In 1931, he decided to join the Communist Party of Great Britain. This decision led the British spy agency, MI5, to start a file on him. Eventually, he became the leader of the Communist Party in Stafford.

Working as a Soviet Courier

Brian Goold-Verschoyle became a Soviet spy after visiting his older brother, Hamilton Neil Goold-Verschoyle, and his Russian wife in Leningrad (now St. Petersburg). The British spy agency, MI5, thought he was just a "naïve supporter" of the Soviet Union. They didn't know the full truth until years later. They learned from Soviet spies who had left their country that Brian regularly carried messages for the Soviet spy agencies, the OGPU and later the NKVD. He traveled to the USSR in 1933, 1934, and 1935 for this work.

Brian also carried secret papers from moles (spies working secretly) inside the British Government. One of these moles was John Herbert King, a clerk in the British Foreign Office. Brian delivered these documents to Theodore Maly, a former priest who became an NKVD spymaster (a person who manages spies). Brian was Maly's main courier. He also worked as a courier for another spy, Dmitri Bystrolyotov.

In 1936, Brian, who used to be a technician, went back to Moscow using a different name. He went there to get special training in wireless (radio) communication. At that time, he was in love with a German Jewish refugee named Lotte Moos. To the surprise of his NKVD bosses, she went with him. Lotte was seen as politically suspicious because she was linked to a group in the Communist Party of Germany that was against the main party line. After Brian finished his radio training, he was sent to be a military advisor to the Second Spanish Republic. He was told specifically to stop contact with Lotte Moos.
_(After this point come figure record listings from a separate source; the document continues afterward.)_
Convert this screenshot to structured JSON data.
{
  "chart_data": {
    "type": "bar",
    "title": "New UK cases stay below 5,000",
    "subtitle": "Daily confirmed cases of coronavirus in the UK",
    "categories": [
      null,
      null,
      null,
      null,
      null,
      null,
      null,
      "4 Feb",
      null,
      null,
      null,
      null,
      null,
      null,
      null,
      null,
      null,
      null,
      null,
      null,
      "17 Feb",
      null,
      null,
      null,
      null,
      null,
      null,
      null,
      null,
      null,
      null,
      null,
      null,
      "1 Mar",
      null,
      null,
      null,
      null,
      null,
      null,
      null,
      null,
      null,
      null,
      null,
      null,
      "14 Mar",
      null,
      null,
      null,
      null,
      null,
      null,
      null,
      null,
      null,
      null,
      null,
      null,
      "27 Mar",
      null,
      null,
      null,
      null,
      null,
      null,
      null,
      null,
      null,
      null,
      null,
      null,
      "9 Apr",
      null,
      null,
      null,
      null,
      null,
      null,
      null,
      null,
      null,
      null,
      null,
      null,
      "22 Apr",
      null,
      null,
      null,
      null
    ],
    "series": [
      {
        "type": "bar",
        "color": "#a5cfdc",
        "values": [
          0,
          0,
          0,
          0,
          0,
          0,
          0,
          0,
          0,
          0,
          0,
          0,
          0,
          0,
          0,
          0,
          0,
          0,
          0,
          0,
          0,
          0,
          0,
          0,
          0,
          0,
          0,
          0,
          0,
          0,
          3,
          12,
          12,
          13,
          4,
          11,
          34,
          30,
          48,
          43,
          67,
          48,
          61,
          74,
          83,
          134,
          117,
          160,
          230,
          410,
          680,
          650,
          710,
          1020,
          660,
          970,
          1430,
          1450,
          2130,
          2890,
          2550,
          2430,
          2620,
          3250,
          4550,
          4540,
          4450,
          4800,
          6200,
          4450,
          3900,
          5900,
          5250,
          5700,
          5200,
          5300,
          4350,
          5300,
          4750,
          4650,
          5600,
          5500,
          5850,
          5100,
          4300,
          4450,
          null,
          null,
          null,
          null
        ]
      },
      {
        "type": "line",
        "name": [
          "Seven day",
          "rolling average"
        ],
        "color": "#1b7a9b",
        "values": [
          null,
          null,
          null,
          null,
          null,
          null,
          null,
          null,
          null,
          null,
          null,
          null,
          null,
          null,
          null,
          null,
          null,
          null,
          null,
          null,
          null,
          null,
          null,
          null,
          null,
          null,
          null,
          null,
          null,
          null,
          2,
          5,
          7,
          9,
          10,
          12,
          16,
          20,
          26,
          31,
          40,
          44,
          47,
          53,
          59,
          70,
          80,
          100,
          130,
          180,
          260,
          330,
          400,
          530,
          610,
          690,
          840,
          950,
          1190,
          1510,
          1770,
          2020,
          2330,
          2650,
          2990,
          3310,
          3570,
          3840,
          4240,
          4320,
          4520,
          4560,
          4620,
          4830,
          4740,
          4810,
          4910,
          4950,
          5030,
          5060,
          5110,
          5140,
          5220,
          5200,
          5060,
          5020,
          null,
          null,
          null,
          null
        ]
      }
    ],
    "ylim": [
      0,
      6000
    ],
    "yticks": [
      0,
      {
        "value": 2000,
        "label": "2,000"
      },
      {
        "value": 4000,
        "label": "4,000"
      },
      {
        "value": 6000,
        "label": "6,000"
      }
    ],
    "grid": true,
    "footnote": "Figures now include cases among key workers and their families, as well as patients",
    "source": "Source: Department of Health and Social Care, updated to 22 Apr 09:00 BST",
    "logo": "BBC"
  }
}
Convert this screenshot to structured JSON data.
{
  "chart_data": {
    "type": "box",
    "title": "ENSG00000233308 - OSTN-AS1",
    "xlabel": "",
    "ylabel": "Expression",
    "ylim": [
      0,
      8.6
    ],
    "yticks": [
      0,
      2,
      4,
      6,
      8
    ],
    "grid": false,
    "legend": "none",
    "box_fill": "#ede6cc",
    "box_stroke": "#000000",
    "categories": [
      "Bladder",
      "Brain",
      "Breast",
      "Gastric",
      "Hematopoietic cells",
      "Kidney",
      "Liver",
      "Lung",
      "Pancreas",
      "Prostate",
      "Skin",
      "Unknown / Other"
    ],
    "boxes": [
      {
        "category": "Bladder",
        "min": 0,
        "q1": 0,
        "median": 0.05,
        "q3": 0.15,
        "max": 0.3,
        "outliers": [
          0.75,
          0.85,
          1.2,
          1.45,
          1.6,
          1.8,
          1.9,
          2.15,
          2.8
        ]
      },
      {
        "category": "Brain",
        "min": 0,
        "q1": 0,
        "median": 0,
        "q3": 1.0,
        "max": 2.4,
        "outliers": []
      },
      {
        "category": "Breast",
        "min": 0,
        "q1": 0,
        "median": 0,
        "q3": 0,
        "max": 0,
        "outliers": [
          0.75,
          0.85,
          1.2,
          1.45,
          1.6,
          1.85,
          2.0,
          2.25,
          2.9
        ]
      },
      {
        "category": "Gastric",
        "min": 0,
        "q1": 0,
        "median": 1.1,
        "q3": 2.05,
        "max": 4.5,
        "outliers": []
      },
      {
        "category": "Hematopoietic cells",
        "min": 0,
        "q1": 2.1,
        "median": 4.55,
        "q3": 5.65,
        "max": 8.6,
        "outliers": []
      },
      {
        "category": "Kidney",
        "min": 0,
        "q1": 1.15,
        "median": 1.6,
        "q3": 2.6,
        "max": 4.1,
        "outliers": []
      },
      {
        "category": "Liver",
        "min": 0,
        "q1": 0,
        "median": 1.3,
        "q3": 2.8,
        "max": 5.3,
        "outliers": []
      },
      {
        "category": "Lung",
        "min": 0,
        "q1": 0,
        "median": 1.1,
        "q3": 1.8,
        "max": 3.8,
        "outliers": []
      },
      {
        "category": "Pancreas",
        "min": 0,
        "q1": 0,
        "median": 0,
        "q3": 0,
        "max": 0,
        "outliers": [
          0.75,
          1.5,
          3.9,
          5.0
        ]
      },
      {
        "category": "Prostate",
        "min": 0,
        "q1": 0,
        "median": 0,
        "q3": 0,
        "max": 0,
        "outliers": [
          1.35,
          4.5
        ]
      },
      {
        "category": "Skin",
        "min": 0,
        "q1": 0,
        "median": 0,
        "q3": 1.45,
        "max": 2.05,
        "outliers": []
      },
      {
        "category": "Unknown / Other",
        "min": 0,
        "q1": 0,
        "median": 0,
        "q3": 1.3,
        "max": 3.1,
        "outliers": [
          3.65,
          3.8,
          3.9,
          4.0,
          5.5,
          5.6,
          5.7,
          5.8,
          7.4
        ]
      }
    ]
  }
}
Becoming Disillusioned and His Arrest

In Spain, Brian Goold-Verschoyle became worried. He saw how Soviet agents and the local Communists they controlled were secretly trying to take over the Spanish republic. He didn't like how the Soviet NKVD and the republic's Communist-controlled police (the Servicio de Investigación Militar) watched and punished people who had different political ideas. He realized that Moscow only cared about a socialist revolution if they could control it completely.

Brian's letters to Lotte Moos and his family in Ireland showed he was becoming more sympathetic to the Workers' Party of Marxist Unification (POUM). This was a group that was against Joseph Stalin's ideas. Famous writer George Orwell served with this group and wrote about it in his book Homage to Catalonia.

By April 1937, Brian was working as a technician for the radio service of the Republican Army in Barcelona. He was so unhappy that he asked to leave his job. His commander told him he had to wait until a replacement could be found. A few days later, Brian was told to repair radio equipment on a Soviet freighter (a cargo ship). Once he was on board, he was arrested. Along with two members of the Komsomol (the Communist Youth League), he was shipped as a prisoner to the Soviet port of Sevastopol. There, Brian and the two Komsomol members were handed over to the NKVD and taken to the Lubianka Prison in Moscow.

Goold-Verschoyle was sentenced to eight years of solitary confinement (being held alone) in the Gulag. He was accused of "counter-revolutionary Trotskyist activities," which meant he was seen as working against the Soviet government and supporting ideas similar to those of Leon Trotsky, a rival of Stalin. He died as a political prisoner in a Soviet gulag in Orenburg Oblast on January 5, 1942.

Brian Goold-Verschoyle was survived by his brother, Hamilton Neil Goold-Verschoyle, who later moved from Ireland to the Soviet Union and died there in 1987. He was also survived by his sister, Mrs. Shiela Fitzgerald, and three younger siblings.